Your use of the word “share” is a bit confusing to me, so I’ll reformulate the questions to make sure we mean the same thing:
What is the probability $p_k$ that there are exactly $k\le n$ months that contain at least one of $n$ birthdays independently uniformly randomly distributed over the months?
What is the probability $q_k$ that there are at most $k\le n$ months that contain at least one of $n$ birthdays independently uniformly randomly distributed over the months?
(I switched $\lt$ to $\le$ because we can also ask the questions for $k=n$.)
The two questions are roughly similarly difficult. The easy question in this context is:
What is the probability $b_k$ that the $n$ birthdays independently uniformly randomly distributed over the months all lie in one of $k\le n$ particular months?

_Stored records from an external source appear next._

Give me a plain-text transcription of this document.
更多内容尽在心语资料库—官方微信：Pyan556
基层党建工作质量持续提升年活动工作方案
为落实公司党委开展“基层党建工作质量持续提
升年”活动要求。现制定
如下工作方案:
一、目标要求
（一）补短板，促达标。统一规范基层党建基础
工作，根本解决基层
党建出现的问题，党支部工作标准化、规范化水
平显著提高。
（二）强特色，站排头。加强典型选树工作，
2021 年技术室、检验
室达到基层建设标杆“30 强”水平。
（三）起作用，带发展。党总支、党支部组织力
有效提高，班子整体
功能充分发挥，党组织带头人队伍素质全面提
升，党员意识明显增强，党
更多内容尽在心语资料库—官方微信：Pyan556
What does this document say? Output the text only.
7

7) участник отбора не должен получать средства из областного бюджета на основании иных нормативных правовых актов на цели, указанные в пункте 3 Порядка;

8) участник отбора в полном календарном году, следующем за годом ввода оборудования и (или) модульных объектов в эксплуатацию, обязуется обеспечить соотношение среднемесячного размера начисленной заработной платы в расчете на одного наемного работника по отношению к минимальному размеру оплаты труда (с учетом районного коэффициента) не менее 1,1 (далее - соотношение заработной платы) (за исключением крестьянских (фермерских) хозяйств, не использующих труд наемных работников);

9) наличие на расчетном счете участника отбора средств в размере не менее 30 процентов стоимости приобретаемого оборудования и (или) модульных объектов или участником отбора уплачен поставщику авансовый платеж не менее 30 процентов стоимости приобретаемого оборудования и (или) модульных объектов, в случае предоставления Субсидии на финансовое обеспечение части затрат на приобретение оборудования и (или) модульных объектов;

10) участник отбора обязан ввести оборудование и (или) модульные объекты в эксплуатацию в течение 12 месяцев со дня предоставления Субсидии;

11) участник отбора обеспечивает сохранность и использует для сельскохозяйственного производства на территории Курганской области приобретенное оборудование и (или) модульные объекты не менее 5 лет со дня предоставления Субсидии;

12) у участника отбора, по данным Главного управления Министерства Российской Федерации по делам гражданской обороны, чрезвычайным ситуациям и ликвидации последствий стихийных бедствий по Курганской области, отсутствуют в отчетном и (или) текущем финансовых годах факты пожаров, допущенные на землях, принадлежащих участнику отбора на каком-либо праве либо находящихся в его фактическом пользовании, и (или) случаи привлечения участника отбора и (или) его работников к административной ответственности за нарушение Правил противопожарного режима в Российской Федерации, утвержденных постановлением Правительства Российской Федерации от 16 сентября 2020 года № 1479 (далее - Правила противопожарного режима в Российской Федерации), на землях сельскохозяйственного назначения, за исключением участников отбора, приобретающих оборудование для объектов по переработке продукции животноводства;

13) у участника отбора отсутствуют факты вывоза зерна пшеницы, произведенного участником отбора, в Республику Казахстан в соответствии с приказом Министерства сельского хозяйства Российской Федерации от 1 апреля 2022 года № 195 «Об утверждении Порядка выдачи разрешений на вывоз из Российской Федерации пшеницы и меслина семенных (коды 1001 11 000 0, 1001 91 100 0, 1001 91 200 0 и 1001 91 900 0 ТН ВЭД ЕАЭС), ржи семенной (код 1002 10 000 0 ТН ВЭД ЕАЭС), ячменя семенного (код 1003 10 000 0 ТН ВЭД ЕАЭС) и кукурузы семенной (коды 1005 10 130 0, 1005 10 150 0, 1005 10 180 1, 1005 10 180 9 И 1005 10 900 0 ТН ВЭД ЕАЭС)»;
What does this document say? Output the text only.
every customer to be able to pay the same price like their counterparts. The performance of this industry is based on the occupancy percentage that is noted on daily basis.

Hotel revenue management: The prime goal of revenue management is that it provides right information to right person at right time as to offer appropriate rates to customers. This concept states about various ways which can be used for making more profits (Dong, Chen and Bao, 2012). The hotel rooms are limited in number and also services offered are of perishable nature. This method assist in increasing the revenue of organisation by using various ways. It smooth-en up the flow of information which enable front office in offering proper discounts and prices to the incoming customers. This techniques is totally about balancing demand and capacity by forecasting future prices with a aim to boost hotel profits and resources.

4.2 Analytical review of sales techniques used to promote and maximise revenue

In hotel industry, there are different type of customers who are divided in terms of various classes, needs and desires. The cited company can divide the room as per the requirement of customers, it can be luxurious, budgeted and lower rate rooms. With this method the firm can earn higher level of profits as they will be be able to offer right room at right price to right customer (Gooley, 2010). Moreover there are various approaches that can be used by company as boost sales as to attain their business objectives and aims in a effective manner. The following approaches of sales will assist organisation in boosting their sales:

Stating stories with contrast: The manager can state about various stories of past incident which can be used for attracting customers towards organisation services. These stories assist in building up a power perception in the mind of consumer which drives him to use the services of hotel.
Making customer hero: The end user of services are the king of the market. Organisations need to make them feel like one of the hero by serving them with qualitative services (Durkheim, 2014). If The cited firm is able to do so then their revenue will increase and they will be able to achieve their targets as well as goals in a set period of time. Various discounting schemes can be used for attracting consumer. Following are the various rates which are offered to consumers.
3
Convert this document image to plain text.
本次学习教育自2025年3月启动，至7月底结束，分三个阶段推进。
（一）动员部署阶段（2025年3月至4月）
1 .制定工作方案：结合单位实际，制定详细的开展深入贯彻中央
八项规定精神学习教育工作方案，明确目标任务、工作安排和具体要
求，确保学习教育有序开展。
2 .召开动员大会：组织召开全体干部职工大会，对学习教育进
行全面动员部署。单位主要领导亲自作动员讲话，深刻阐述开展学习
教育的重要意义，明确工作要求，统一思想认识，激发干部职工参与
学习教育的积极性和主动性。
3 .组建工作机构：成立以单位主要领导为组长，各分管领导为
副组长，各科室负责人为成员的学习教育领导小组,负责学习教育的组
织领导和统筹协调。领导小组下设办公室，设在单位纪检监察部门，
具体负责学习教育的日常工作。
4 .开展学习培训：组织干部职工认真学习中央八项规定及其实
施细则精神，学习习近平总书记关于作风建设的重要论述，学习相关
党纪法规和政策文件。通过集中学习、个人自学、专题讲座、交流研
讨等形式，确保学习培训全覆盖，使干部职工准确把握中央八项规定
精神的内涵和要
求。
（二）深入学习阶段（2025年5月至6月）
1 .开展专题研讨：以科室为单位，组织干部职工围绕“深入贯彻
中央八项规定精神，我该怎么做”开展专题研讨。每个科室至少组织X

This is just the $n$-th power of the probability that one of the birthdays lies in one of these months, so
$$
b_k=\left(\frac k{12}\right)^n\;.
$$
The answers to your questions can be calculated from these probabilities $p_k$ using inclusion–exclusion in the form of a Generalised inclusion-exclusion principle. For your first question:
$$
p_j=\sum_{k=0}^j(-1)^{k-j}\binom{n-k}{n-j}\binom nkb_k\;.
$$
If you write this out for $j=1$ and $j=2$, you get your two results for $n=6$.
Summing over $j$ yields the answer to your second question:
\begin{eqnarray}
q_j
&=&
\sum_{\ell=0}^jp_\ell
\\
&=&
\sum_{\ell=0}^j\sum_{k=0}^\ell(-1)^{k-\ell}\binom{n-k}{n-\ell}\binom nkb_k\;.
\\
&=&
\sum_{k=0}^j\sum_{\ell=k}^j(-1)^{k-\ell}\binom{n-k}{n-\ell}\binom nkb_k\;.
\\
&=&
\sum_{k=0}^j(-1)^{k-j}\binom{n-k-1}{n-j-1}\binom nkb_k\;.
\end{eqnarray}
So this is the same sort of sum as for the first question, just with the upper and lower indices of one of the binomial coefficients both decremented. If you write this out for $j=1$ and $j=2$, you get
$$
q_1=\binom{12}1\left(\frac1{12}\right)^n
$$
and
$$
q_2=\binom{12}2\left(\frac2{12}\right)^n-\binom{10}9\binom{12}1\left(\frac1{12}\right)^n
$$
which is also what you would have obtained if you’d added your results for $j=1$ and $j=2$ to get $q_2=p_1+p_2$.